Stephen Harris. Photo by Toby Glanville

The Sportsman’s winning ingredients: A punk rock attitude

How punk musician turned award winning chef Stephen Harris turned a grotty pub into a true team GB champion

In 1976 Stephen Harris was a 16-year-old rock fan, growing up on the Kent coast, and growing increasingly dissatisfied with the British music scene. “Most live music had gone from the small clubs to massive stadiums, and the stars felt so distant as to make them irrelevant to us,” he recalls in his new book, The Sportsman. “We didn’t want triple albums of abstract noodling, we wanted three-minute, fast, catchy singles, so when punk came along we were ready.”

 

Stephen Harris tuning his Epiphone guitar in 1976
Stephen Harris tuning his Epiphone guitar in 1976

Harris dug into the back catalogue of proto-punk bands such as the MC5, The Stooges, the Pretty Things and the Downliners Sect, went to see punky pub rock bands including Eddie and the Hot Rods and Dr. Feelgood, and eventually formed his own punk band, The Ignerants, playing his own, small part, in reshaping British culture.

A little over two decades later, Harris, having worked as a history teacher and a financial adviser, developed at first an amateur then a professional interest in food and restaurants, just as British culture was entering another inflection point.

“The feeling I had about music in 1976 was similar to how I felt about restaurants in 1998,” he says. “Why was it so expensive to open a restaurant – surely all you really needed was a building and a stove? Just like the music industry in the late seventies, the restaurant industry had begun to feel bloated and disconnected. If you stripped away all of the unnecessary stuff it could just be about what was on the plate – the food version of a perfect three-minute pop song.”

 

The Sportsman in Kent
The Sportsman in Kent

Harris stripped away quite a lot from The Sportsman, his award-winning, Michelin-starred restaurant, after he first chanced upon it in 1998. This seaside pub was something of a dump: a sticky floored, near-empty establishment rendered dingy by chipboard and frosted glass.
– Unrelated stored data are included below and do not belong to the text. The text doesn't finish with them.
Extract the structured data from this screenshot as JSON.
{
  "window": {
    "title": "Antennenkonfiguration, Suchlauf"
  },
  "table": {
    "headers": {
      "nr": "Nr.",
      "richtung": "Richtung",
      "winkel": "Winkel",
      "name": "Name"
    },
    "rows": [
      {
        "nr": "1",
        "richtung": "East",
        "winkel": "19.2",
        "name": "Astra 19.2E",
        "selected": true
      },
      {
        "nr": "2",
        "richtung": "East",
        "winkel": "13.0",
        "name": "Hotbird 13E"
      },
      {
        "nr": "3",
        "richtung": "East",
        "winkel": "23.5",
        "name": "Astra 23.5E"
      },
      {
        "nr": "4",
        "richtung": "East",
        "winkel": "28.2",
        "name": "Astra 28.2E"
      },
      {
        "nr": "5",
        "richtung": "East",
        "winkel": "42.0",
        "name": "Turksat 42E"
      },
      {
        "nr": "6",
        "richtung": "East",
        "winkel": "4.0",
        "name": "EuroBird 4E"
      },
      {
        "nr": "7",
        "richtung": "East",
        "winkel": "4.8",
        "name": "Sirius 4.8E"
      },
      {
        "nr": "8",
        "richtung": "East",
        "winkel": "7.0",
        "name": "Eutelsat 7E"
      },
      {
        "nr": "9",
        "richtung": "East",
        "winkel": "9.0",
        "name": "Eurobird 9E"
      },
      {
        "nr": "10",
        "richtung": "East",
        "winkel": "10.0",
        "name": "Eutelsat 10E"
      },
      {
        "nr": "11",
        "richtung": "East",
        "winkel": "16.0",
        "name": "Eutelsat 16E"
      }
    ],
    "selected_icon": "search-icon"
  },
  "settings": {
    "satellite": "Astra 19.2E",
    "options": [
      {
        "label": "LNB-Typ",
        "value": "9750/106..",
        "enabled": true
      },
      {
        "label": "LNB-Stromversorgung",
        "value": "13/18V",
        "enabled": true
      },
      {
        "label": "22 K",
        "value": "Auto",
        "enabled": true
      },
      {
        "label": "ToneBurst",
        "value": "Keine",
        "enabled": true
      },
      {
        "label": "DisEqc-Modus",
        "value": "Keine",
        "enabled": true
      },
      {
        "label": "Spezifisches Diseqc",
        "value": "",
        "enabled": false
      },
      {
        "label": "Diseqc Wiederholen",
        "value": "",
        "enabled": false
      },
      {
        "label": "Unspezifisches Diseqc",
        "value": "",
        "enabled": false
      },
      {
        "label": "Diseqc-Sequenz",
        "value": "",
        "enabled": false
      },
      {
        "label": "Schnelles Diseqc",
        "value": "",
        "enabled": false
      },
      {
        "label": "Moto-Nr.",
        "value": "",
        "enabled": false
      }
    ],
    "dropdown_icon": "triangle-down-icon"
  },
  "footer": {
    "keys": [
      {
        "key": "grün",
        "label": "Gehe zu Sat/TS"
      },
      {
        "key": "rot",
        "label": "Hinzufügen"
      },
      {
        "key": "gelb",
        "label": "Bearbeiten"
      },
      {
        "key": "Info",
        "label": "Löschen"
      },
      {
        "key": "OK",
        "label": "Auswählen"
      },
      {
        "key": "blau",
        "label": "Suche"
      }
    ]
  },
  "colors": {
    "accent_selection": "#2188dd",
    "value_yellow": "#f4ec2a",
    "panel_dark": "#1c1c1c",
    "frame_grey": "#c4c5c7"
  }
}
Harris ignored the surly glances of the handful of regulars, and, in November 1999, acquired the keys to the place, thanks to a loan from his brother, Skint record label owner, Damian Harris.

Steven began the process of ripping out the “layers of crap” that had accrued in a place which had once seen better days, first as a hotel for shooting parties (hence the name), than a hostel for caravanning tourists.

 

Scallops in seaweed butter, as reproduced in The Sportsman
Scallops in seaweed butter, as reproduced in The Sportsman

He threw out all the grim instruments of ghastly British cuisine, including the deep fat fryer and by shopping abroad and acquiring imperfect seconds from high-class retailers managed to kit out the place immaculately. It was, admittedly, a bit more than a building and a stove. Yet Harris retained the same back-to-basics pragmatism that served British music so well in the late 1970s, to turn The Sportsman into a world beating British restaurant, where all the attention was focused on simple, perfect, popular dishes.